Rodrigo Constantino
Motivo para revolta é o que não falta. Aquele
cenário maravilhoso que o governo pintava não existe. Nossos pilares são de
areia, e o inverno está chegando. O descaso com a população por parte das
autoridades é enorme, as prioridades são todas desvirtuadas, e o rumo precisa
mudar radicalmente.
Mas confesso não compartilhar da euforia que tomou
as ruas das principais capitais do país. Há uma insatisfação generalizada e
difusa, sem foco. Não adianta ser contra “tudo que está aí”. É preciso
compreender melhor o que nos trouxe a esse quadro, e como mudá-lo. Temos que
gerar mais luz e menos calor.
Além da grande cacofonia nas ruas, cada um com uma
demanda diferente, há grupos radicais de esquerda tentando se apropriar dos
protestos. Afinal, isso é o que eles sempre fizeram: incitar as massas e criar
baderna. Separar o joio do trigo é crucial. Vândalos devem ser contidos, saques
e agressões aos policiais devem ser reprimidos com todo o rigor da lei. Manter
a ordem é fundamental.
O clima anárquico só interessa aos golpistas de
plantão. Uma turba descontrolada é um convite a uma intervenção estatal
rigorosa. A Revolução Francesa sofreu desse mal, levando ao Terror de
Robespierre, e depois à ditadura de Napoleão. Maio de 68 foi outro exemplo de
caos produzido pela juventude entorpecida por utopias revolucionárias.

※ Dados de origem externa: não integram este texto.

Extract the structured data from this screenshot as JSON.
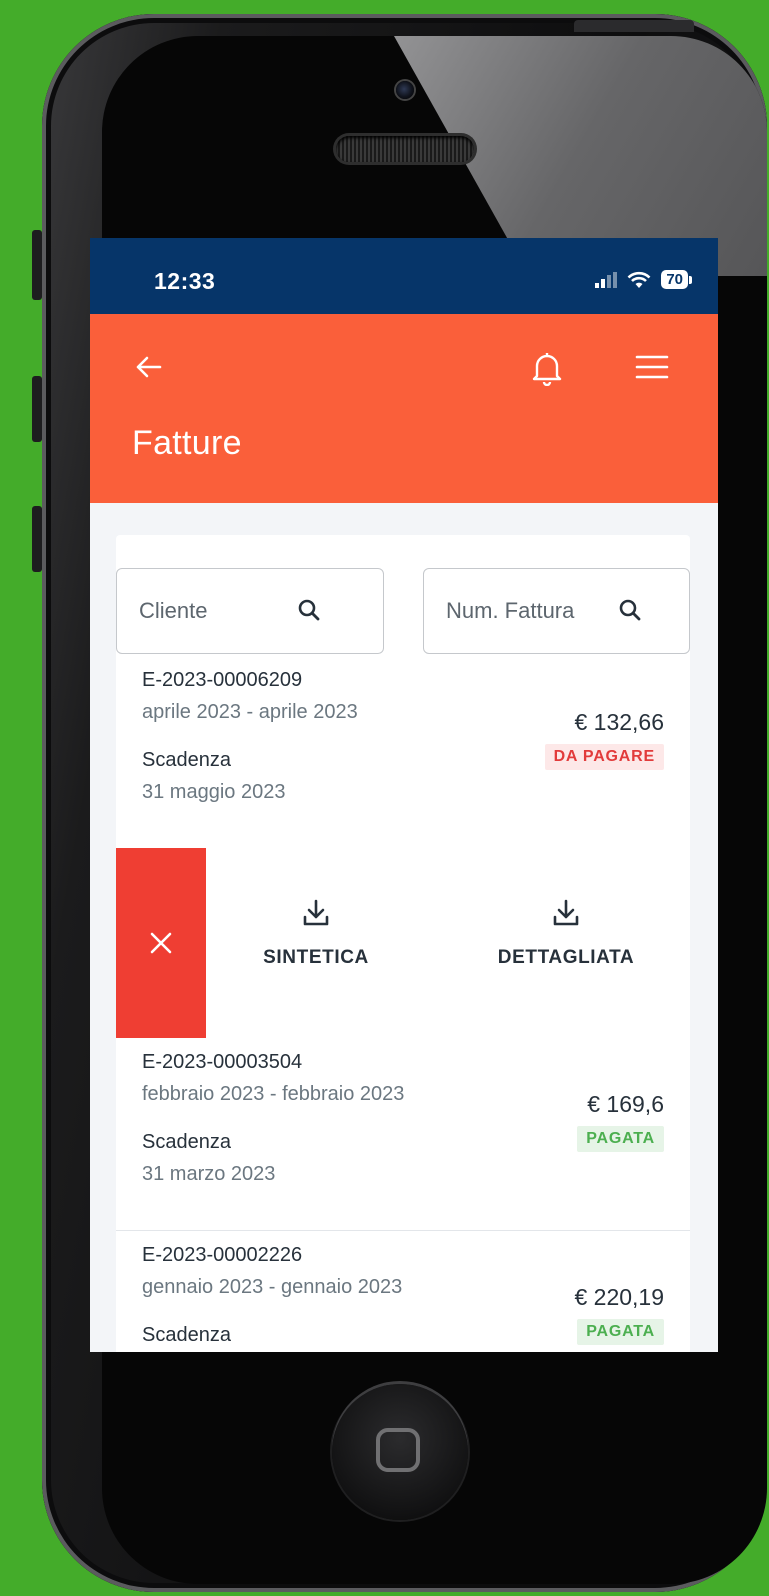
{
  "status_bar": {
    "time": "12:33",
    "battery": "70"
  },
  "header": {
    "title": "Fatture"
  },
  "search": {
    "client_placeholder": "Cliente",
    "number_placeholder": "Num. Fattura"
  },
  "invoices": [
    {
      "number": "E-2023-00006209",
      "period": "aprile 2023 - aprile 2023",
      "due_label": "Scadenza",
      "due_date": "31 maggio 2023",
      "amount": "€ 132,66",
      "status": "DA PAGARE"
    },
    {
      "number": "E-2023-00003504",
      "period": "febbraio 2023 - febbraio 2023",
      "due_label": "Scadenza",
      "due_date": "31 marzo 2023",
      "amount": "€ 169,6",
      "status": "PAGATA"
    },
    {
      "number": "E-2023-00002226",
      "period": "gennaio 2023 - gennaio 2023",
      "due_label": "Scadenza",
      "due_date": "",
      "amount": "€ 220,19",
      "status": "PAGATA"
    }
  ],
  "actions": {
    "summary_label": "SINTETICA",
    "detailed_label": "DETTAGLIATA"
  },
  "colors": {
    "background": "#44ac2a",
    "status_bar": "#063569",
    "header": "#fa5f3a",
    "close": "#ef3e33",
    "unpaid": "#e23b3b",
    "paid": "#4caf50"
  },
  "icons": [
    "back-arrow-icon",
    "bell-icon",
    "menu-icon",
    "search-icon",
    "download-icon",
    "close-icon",
    "signal-icon",
    "wifi-icon",
    "battery-icon"
  ]
}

Consigo entender perfeitamente o desespero de
muitos, cansados de nossa política podre, da ausência de alternativas sérias,
da impunidade, do transporte caótico, a saúde pública em frangalhos. Tudo isso
é totalmente legítimo. Mas precisamos canalizar essa energia toda para forças
construtivas, e não destrutivas.
Sou bastante crítico a este governo. Meu
julgamento da era petista é o pior possível. Nunca antes na história deste país
se viu tantas trapalhadas conjuntas, tanta incompetência, tanta mediocridade e
safadeza. O PT segregou o país, comprou votos com esmolas estatais, aparelhou a
máquina do Estado e demonstra forte viés autoritário.

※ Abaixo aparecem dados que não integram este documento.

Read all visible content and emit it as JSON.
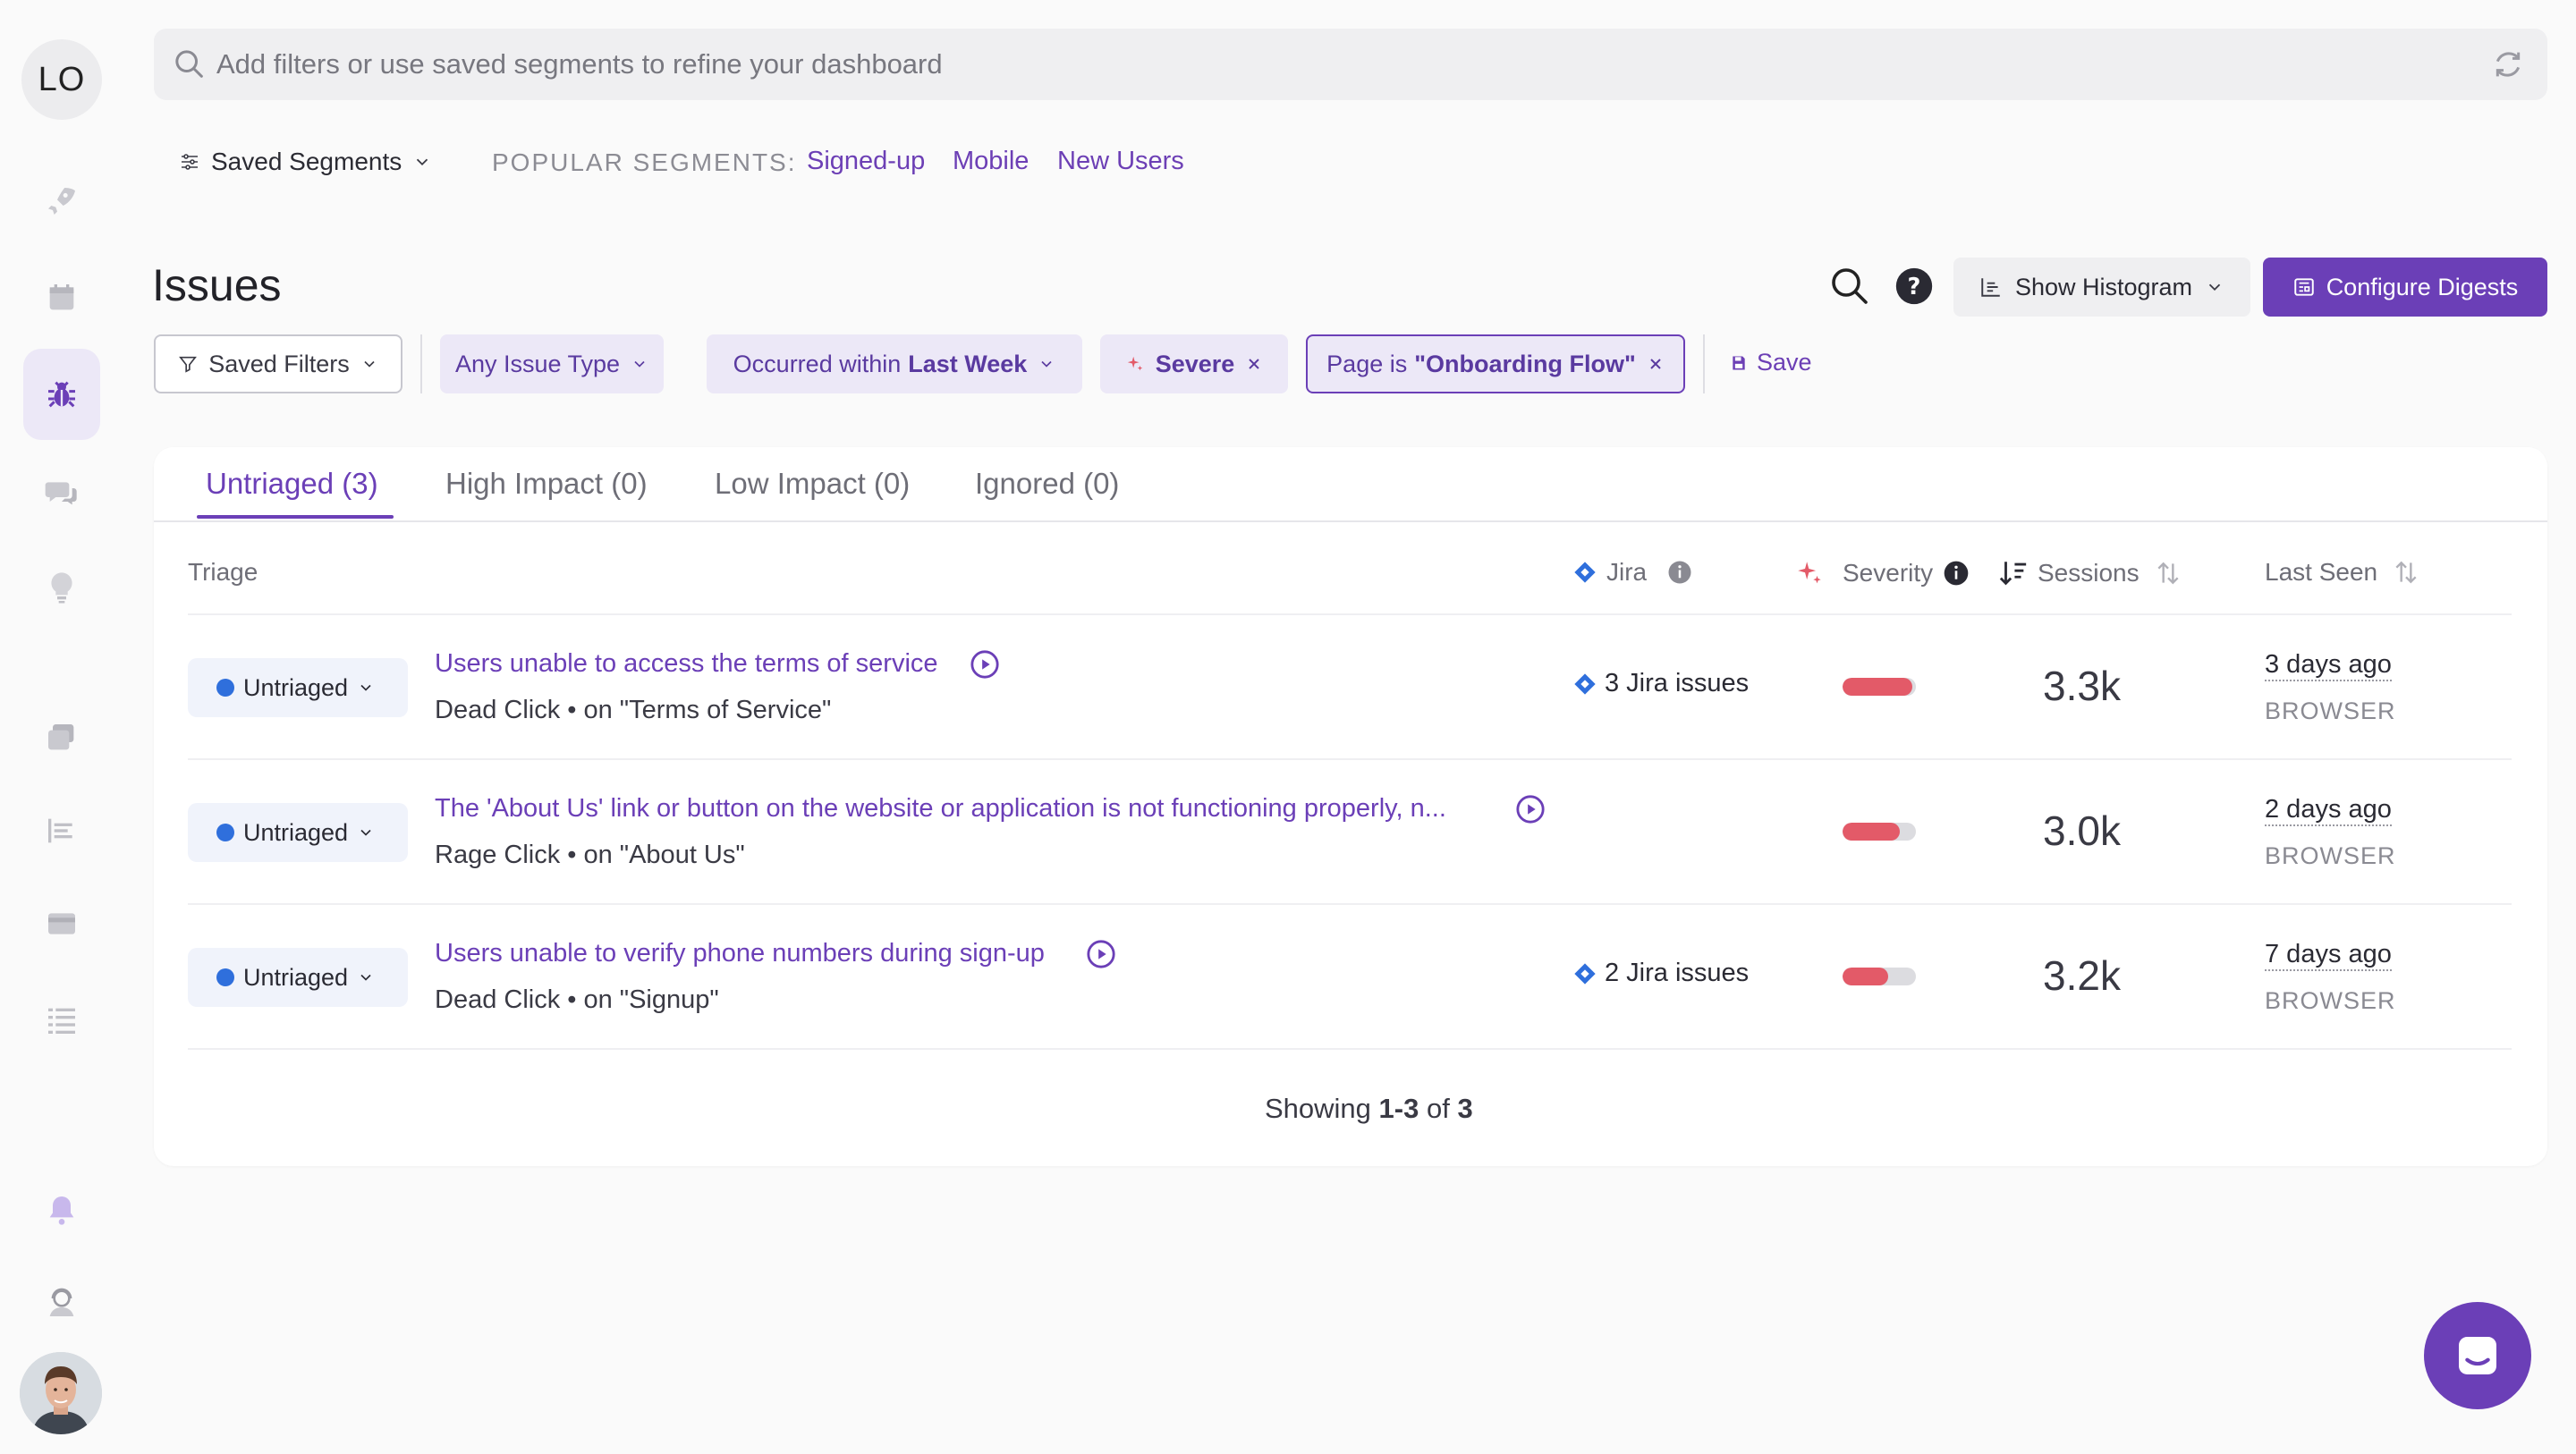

Estamos pagando um alto preço por essa
inoperância, agora que os ventos externos pararam de soprar na nossa direção.
Dilma não fez uma única reforma estrutural importante, exagerou no populismo e
permitiu inclusive a volta da alta inflação. Meu veredicto é o mais duro
possível contra a presidente e sua equipe.
Dito isso, não consigo mergulhar com muito
otimismo nas manifestações das ruas, até porque tenho sérias dúvidas se este é
também o diagnóstico dessas pessoas. Muita gente acaba demandando mais
intervencionismo estatal como solução. Querem mais do veneno! Bandeiras demagógicas,
como “passe livre”, também abundam. Esse, definitivamente, não é o caminho.

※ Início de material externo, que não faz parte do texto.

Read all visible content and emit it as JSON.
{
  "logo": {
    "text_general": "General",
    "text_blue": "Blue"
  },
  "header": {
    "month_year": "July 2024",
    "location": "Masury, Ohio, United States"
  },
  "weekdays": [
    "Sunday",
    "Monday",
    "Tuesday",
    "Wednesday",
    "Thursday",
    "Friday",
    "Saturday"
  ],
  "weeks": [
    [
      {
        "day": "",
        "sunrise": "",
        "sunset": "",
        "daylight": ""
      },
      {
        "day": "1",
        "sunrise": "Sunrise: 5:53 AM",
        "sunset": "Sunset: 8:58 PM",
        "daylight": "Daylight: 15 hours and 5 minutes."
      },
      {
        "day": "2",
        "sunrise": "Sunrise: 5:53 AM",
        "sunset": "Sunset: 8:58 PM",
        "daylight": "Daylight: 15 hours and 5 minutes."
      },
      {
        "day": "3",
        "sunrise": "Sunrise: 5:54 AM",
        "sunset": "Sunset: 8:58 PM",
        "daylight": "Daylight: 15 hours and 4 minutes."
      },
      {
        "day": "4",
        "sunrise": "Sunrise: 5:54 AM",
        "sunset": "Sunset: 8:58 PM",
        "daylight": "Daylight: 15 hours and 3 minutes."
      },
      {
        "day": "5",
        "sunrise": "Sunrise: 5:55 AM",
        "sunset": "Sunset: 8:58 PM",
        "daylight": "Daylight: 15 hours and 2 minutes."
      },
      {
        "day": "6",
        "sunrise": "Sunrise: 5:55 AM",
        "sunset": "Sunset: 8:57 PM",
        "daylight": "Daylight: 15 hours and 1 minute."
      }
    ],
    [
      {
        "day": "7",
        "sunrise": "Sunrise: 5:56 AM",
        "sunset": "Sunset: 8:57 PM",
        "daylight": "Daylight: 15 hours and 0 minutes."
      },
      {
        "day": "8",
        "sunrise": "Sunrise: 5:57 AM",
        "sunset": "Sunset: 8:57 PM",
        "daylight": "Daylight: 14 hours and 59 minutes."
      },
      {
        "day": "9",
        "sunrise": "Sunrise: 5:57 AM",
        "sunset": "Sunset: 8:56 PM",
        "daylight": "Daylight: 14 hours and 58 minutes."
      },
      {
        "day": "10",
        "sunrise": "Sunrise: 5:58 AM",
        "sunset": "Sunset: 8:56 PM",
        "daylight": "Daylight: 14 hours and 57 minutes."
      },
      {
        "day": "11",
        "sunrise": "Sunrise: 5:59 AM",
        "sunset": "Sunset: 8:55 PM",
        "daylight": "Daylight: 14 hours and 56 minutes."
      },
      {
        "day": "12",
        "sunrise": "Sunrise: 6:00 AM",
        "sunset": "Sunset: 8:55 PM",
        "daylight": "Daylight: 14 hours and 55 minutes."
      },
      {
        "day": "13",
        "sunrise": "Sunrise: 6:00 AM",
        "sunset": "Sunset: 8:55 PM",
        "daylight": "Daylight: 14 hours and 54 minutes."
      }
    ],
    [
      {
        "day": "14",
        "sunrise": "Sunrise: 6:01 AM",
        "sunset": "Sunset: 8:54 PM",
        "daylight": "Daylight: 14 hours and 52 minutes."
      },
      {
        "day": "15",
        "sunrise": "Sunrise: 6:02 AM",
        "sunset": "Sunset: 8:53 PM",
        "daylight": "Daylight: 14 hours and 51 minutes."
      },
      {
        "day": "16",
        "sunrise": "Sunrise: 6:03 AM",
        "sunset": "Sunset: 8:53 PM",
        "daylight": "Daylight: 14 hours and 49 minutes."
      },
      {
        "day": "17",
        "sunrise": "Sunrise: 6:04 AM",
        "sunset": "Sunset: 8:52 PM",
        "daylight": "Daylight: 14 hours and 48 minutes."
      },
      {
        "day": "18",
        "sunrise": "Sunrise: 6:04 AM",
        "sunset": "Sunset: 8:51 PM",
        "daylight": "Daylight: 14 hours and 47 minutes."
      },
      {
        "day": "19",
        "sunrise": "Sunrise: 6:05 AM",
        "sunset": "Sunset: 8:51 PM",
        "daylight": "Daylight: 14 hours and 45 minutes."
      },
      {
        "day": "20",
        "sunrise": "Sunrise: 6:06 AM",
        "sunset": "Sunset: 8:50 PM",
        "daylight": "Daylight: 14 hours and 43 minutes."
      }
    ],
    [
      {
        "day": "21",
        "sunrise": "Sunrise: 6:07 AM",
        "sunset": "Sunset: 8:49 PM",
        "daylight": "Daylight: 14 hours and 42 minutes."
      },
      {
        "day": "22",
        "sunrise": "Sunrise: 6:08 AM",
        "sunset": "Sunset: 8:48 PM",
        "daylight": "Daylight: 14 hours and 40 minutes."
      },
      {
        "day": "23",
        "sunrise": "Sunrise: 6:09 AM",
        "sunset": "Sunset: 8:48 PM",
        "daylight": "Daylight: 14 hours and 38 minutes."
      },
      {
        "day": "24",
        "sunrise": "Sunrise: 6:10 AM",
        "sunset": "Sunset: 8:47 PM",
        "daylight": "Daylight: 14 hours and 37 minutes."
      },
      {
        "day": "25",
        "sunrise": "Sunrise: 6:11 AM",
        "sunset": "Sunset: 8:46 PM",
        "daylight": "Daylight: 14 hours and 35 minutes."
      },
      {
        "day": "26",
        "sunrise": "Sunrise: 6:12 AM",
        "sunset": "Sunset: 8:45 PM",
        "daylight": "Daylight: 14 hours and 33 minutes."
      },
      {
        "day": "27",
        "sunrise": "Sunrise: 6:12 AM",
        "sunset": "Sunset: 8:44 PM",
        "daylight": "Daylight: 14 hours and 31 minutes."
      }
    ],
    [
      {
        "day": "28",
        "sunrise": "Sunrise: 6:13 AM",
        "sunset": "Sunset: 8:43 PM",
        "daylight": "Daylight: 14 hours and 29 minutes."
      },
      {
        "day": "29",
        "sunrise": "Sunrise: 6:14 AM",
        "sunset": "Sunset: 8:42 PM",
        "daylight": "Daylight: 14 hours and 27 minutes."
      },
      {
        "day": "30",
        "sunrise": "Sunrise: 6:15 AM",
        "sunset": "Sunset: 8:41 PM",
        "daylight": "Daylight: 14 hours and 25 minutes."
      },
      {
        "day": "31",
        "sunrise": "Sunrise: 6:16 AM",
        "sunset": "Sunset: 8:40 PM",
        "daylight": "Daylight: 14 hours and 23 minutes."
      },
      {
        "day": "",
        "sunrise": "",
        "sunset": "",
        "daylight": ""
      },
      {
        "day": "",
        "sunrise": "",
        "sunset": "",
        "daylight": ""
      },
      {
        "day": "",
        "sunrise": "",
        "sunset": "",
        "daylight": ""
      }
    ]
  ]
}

O que fazer então? Sei que a nossa democracia é
muito falha. Quem pode ficar feliz com esse Congresso? Mas não acredito muito
em revoluções populares, que costumam sair do controle. Prefiro apostar na
evolução de nossas instituições, hoje capengas e ameaçadas. Precisamos lutar
dentro da própria democracia, com as armas da legalidade, respeitando o império
das leis.
Essa via leva mais tempo, tem solavancos, exige
concessões, demanda paciência, aquela que está prestes a se esgotar. Mas ela é
mais sólida, mais sustentável, mais pacífica. O principal valor da democracia
representativa não está em suas “fantásticas” escolhas (Lula?), mas em sua
capacidade de eliminar grandes erros de forma pacífica.
Conquistamos a duras penas o regime democrático, e
criamos algumas instituições republicanas importantes, como a liberdade de
imprensa e a independência dos poderes. Não foi no ritmo que desejávamos,
tampouco da qualidade que almejamos. Mas precisamos preservá-las. Hoje mais do
que nunca, justamente porque elas estão em xeque, sob constante ataque de
minorias organizadas e barulhentas.
Nenhum partido atual representa minha visão
liberal de país. São todos eles intervencionistas, depositando no Estado um
papel demasiado de controle sobre nossas vidas e recursos. Mas nem por isso
penso que a solução é uma espécie de “revolução apartidária”. Em política não
há vácuo; ele logo é preenchido por alguém. Que não seja um aventureiro, um
“messias” salvador da Pátria. Ou salvadora.
Eis minha sugestão aos brasileiros cansados dessa
situação: indignai-vos, mas nas urnas! Não será a escolha ideal, mas o ideal
existe somente em nossas ilusões. E elas são perigosas quando passamos a
acreditar que são viáveis. Façamos aquilo que for possível, mantendo nossa
frágil, porém necessária democracia. De nada adianta rugir feito um leão nas
ruas, e depois votar como um burro nas urnas.